Dans son rapport sur le sujet, la Cour des comptes étrille l’opération menée au début du second quinquennat du président.
Une nationalisation coûteuse aux avantages flous
La prise de contrôle à 100 % du capital d’EDF, finalisée en juin 2023, constitue la plus importante opération de l’Agence des participations de l’État depuis 2004. Pourtant, selon les magistrats de la rue Cambon, « ni les impératifs de souveraineté et d’indépendance énergétiques, ni les besoins de financement du groupe ou la volonté de renforcer son pilotage opérationnel n’imposaient une détention à 100 % ». L’État exerçait déjà un contrôle élevé avec 83,7 % des parts. L’opération a coûté 9,7 milliards d’euros, incluant une prime substantielle payée aux actionnaires minoritaires (environ 12 euros par action contre un cours moyen autour de 8,50 euros).
La Cour relève même un surcoût lié à une augmentation de capital préalable estimée à 454 millions d’euros. « Un investissement dont l’utilité n’est pas démontrée à ce jour », tranche le rapport.
Sur les réseaux sociaux, le rôle du président est pointé du doigt : « Encore une décision à la con d’Emmanuel Macron ».

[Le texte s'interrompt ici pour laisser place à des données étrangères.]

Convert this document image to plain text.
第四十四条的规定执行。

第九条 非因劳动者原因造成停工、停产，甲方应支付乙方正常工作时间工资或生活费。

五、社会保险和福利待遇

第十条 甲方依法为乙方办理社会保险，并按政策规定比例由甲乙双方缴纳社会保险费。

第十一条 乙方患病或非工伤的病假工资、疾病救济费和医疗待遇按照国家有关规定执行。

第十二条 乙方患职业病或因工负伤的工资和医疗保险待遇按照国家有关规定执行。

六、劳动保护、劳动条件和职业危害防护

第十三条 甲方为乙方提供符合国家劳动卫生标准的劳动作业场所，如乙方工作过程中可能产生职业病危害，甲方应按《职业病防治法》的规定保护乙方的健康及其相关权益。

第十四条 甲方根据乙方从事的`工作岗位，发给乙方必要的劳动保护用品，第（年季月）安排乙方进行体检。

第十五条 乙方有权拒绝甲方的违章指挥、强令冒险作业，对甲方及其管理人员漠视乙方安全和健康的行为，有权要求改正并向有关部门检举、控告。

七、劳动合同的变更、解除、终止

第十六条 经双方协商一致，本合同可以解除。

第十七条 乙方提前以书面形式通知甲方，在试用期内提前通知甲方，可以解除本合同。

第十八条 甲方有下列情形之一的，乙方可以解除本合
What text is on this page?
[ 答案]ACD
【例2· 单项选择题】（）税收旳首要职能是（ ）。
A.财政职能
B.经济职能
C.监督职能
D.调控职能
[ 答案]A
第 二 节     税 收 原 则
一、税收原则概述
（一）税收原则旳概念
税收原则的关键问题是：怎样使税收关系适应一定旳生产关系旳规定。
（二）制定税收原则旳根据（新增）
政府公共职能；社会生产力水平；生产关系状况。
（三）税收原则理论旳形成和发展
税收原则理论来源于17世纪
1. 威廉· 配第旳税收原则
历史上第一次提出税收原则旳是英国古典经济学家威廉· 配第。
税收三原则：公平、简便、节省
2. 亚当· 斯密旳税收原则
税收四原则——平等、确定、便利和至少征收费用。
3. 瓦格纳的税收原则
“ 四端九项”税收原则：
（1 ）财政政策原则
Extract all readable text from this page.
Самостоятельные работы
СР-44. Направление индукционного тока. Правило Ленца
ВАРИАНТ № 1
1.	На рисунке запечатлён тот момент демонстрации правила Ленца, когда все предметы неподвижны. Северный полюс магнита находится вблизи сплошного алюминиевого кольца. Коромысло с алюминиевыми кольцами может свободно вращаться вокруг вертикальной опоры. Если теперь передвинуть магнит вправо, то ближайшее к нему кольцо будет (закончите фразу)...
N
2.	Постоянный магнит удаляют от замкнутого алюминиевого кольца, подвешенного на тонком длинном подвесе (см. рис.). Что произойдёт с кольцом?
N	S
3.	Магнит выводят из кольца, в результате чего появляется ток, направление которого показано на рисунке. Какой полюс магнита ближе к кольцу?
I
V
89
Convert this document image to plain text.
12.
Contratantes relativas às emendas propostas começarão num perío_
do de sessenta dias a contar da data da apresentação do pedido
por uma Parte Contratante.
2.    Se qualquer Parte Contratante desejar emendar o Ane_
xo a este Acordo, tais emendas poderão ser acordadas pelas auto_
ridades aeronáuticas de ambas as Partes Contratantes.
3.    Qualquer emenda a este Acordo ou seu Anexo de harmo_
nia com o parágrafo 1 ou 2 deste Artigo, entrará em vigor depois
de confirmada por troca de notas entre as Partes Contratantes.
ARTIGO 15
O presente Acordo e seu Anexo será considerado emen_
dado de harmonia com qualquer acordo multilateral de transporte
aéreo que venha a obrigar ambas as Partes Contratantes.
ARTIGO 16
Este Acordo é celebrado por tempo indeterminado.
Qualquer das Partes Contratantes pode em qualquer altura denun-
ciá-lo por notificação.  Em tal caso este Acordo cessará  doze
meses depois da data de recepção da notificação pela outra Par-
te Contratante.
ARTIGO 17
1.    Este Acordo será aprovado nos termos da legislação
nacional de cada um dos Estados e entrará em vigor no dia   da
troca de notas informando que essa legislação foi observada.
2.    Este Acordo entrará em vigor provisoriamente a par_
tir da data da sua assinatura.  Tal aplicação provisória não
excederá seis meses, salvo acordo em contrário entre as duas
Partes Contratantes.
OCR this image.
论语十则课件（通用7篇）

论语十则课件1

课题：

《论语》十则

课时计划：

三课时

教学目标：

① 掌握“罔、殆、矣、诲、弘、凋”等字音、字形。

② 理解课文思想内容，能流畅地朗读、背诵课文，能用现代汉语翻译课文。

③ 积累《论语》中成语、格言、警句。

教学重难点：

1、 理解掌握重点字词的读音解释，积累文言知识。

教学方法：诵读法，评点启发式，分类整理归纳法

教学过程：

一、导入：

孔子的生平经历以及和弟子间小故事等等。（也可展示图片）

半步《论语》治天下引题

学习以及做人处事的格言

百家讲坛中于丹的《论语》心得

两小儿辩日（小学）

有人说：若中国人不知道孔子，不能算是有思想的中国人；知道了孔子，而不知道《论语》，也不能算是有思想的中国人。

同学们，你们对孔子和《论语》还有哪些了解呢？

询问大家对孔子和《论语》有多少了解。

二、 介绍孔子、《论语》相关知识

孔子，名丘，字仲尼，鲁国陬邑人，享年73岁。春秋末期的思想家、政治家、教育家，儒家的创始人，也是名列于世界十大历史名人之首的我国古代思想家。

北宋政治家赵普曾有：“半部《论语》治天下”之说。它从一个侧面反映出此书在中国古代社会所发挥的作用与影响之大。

Si elle a légèrement amélioré la notation de sa dette, l’impact demeure modeste. L’État se retrouve confronté à ses contradictions persistantes entre rôles d’actionnaire et de régulateur, tandis que des investissements massifs s’annoncent : au moins 72,8 milliards d’euros pour six nouveaux réacteurs EPR2. La Cour des comptes formule une recommandation principale : clarifier rapidement la politique de dividendes de l’État actionnaire pour donner plus de visibilité à la trajectoire financière d’EDF. Quatre ans après l’annonce, les avantages réels de cette renationalisation restent « difficilement identifiables », malgré l’ampleur des moyens mobilisés en pleine dégradation des finances publiques.